Last week, North Korea announced that its missiles would be ready to strike the U.S. mainland. A report distributed through its state-run news agency, KCNA, shows the country’s leader Kim Jong Un and his top military chiefs planning military attacks on Hawaii, Washington, D.C., Austin and Los Angeles.
North Korea cut its military hotline with South Korea, the last direct link between the two nations, and declared a “state of war” with its southern neighbor. The declaration came after the U.S. joined with South Korea for military drills. While these reports point to an agitated and increasingly desperate North Korea, the U.S. should wait before jumping into conflict on the Korean peninsula.
While North Korea’s bite has been consistently less severe than its bark, U.S. analysts and policymakers are not willing to merely dismiss it as pure bluster. The country’s increased missile launch tests and nuclear provocations in the last year have made its threats more credible. North Korean missiles currently in development could one day have the ability to strike Guam and Alaska.
The likelihood of a full-scale attack on the mainland U.S. is highly unlikely. North Korea’s increasingly bellicose rhetoric is indeed frightening, but we need to keep in mind these reports and “mainland U.S. strike plans” were created for internal consumption to drum up support for Kim Jong Un.

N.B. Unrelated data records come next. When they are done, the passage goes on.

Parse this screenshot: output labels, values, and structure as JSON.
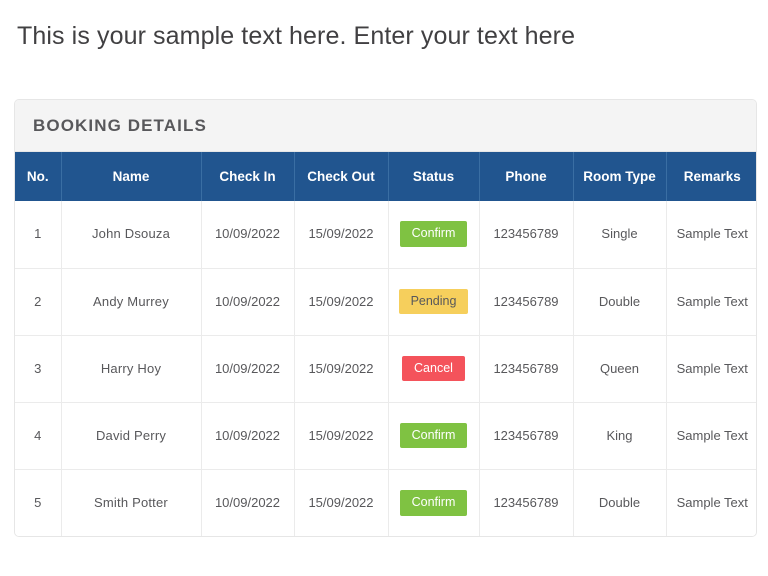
{
  "page": {
    "heading": "This is your sample text here. Enter your text here"
  },
  "card": {
    "title": "BOOKING DETAILS"
  },
  "table": {
    "columns": [
      {
        "key": "no",
        "label": "No."
      },
      {
        "key": "name",
        "label": "Name"
      },
      {
        "key": "check_in",
        "label": "Check In"
      },
      {
        "key": "check_out",
        "label": "Check Out"
      },
      {
        "key": "status",
        "label": "Status"
      },
      {
        "key": "phone",
        "label": "Phone"
      },
      {
        "key": "room_type",
        "label": "Room Type"
      },
      {
        "key": "remarks",
        "label": "Remarks"
      }
    ],
    "rows": [
      {
        "no": "1",
        "name": "John Dsouza",
        "check_in": "10/09/2022",
        "check_out": "15/09/2022",
        "status": "Confirm",
        "status_kind": "confirm",
        "phone": "123456789",
        "room_type": "Single",
        "remarks": "Sample Text"
      },
      {
        "no": "2",
        "name": "Andy Murrey",
        "check_in": "10/09/2022",
        "check_out": "15/09/2022",
        "status": "Pending",
        "status_kind": "pending",
        "phone": "123456789",
        "room_type": "Double",
        "remarks": "Sample Text"
      },
      {
        "no": "3",
        "name": "Harry  Hoy",
        "check_in": "10/09/2022",
        "check_out": "15/09/2022",
        "status": "Cancel",
        "status_kind": "cancel",
        "phone": "123456789",
        "room_type": "Queen",
        "remarks": "Sample Text"
      },
      {
        "no": "4",
        "name": "David Perry",
        "check_in": "10/09/2022",
        "check_out": "15/09/2022",
        "status": "Confirm",
        "status_kind": "confirm",
        "phone": "123456789",
        "room_type": "King",
        "remarks": "Sample Text"
      },
      {
        "no": "5",
        "name": "Smith Potter",
        "check_in": "10/09/2022",
        "check_out": "15/09/2022",
        "status": "Confirm",
        "status_kind": "confirm",
        "phone": "123456789",
        "room_type": "Double",
        "remarks": "Sample Text"
      }
    ]
  },
  "colors": {
    "header_blue": "#21558F",
    "status_confirm": "#7FC242",
    "status_pending": "#F6CF5C",
    "status_cancel": "#F4535B",
    "title_bar": "#f4f4f4",
    "text": "#58585b"
  }
}
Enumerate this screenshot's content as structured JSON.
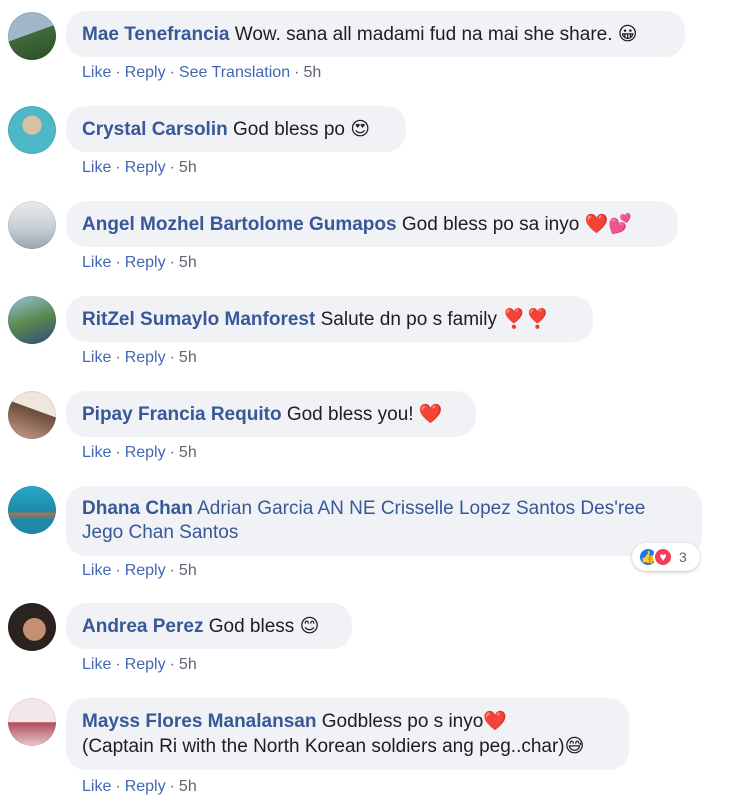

Kim Jong Un, who took power after his father Kim Jong-Il’s death one year ago, has been unable to incite lesser international economic sanctions. He has also struggled to gain leadership credentials despite embracing “military first” policies; this aggressive posturing in response to the U.S.-South Korea military drills could be his way of attaining that authority.
What the U.S. remains most concerned with now is the threat the North poses to the South, as it has pledged all military resources to defend South Korea. In case of conflict between the North and South, the U.S. might have no other choice than to get involved on the South’s behalf due to its alliance and its desire to deter North Korea’s nuclear program. While China would be the best candidate for helping quell North Korea because of its close ties to the country, China does not want refugees from the North flooding its border and, therefore, may not be very willing to step in.
There is fear that an agitated North Korea could take to more regional escalation and plan hits against South Korea and Japan. Because the impoverished country barely has a functional conventional military, its short and mid-range rocket capabilities become more of a plausible threat to neighbors.
These threats may just be North Korea’s way of forcing the U.S. and South Korea to the negotiating table, but in the meantime, the U.S. cannot afford another intervention in another war. To avoid one, the U.S. should help subdue rising North-South tensions by conducting its military exercises elsewhere. These exercises can happen at another location that will run less risk of angering Kim Jong Un and souring the atmosphere.
If we give the young and inexperienced Kim Jong Un reason for retaliation and credibility to do so, it will only hurt disarmament efforts down the line to get all parties to the negotiating table. We can be smarter about strategy regarding North Korea’s nuclear deterrence.